EM-Tagebuch Sami Khedira und der ganz einfache Fußball

Der Juventus-Star ist wegen der "plumpen Kritik" beleidigt. Unser Autor ist beleidigt, weil Khedira alles besser weiß. Dabei sollte eigentlich Thomas Müller beleidigt sein, weil der Fußball für so komplex hält, wo er doch für Khedira so einfach ist. Am besten lächelt man zu allem freundlich.

RP-Sportchef Robert Peters berichtet von der EM in Frankreich.

RP-Sportchef Robert Peters berichtet von der EM in Frankreich.

Foto: Phil Ninh

Sami Khedira ist sauer. Über die "plumpe Kritik", die ihm begegnet. Über die Tatsache, "dass jeder meint, den Fußball neu erfinden zu müssen, seit Pep Guardiola in Deutschland ist". Über die vielen neuen Experten, "die glauben, dass Fußball Taktik ist". Und bestimmt auch darüber, dass wieder niemand vorher bei ihm angefragt hat.

Ich bin ein bisschen beleidigt. Wofür mache ich das eigentlich? Mühsam habe ich mich in Feierabend-Seminaren fortgebildet, lerne täglich mehr über wegweisende Dinge des modernen Fußballs wie den abkippenden Achter, die hochstehende Verteidigung und das so bedeutsame Spiel gegen den Ball. Neuerdings sogar über "Packing", weil der Mehmet Scholl das so toll findet und daher jedes Mal wieder darüber erzählt, wenn die ARD mit dem Senden dran ist. Und nun muss ich begreifen: Alles für die Katz, Khedira weiß sowieso alles besser.

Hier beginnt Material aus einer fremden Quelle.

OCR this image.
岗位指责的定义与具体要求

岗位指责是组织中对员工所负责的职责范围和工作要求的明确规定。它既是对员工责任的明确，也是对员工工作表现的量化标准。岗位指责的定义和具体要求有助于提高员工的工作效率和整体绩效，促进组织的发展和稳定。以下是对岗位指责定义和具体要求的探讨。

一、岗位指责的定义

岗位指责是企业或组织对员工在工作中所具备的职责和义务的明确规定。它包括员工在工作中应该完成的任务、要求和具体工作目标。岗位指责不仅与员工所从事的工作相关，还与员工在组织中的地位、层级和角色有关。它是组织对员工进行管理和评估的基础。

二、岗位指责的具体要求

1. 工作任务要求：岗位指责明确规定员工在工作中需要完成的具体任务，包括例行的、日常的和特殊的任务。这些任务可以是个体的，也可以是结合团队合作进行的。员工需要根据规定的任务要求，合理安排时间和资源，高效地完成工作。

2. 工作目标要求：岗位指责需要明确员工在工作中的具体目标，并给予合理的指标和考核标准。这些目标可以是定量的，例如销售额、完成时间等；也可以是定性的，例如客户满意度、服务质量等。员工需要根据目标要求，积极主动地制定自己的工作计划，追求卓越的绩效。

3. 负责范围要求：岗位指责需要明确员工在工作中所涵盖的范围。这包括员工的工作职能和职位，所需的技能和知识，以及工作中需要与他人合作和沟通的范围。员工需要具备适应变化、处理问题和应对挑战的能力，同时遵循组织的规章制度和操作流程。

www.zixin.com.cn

Das war bislang die Rolle, die ich im Geheimen für mich reserviert habe. Wohlerzogen erlebe ich die Diskussionen mit meinen Kollegen, geduldig höre ich mir an, dass Bastian Schweinsteiger zu dick, Julian Weigl zu grün, Mesut Özil zu phlegmatisch sei. Ich ertrage kleine Vorträge über die Bedeutung des Pass-Spiels im Wandel der Zeit. Und ich halte es sogar aus, wenn jemand Cristiano Ronaldo einen schlechten Fußballer nennt, nur weil der auf dem Platz herumgockelt, dass es selbst dem übelsten Chauvi Magenschmerzen bereitet. Zu all dem lächle ich freundlich.

Und ich denke: Ihr habt doch keine Ahnung.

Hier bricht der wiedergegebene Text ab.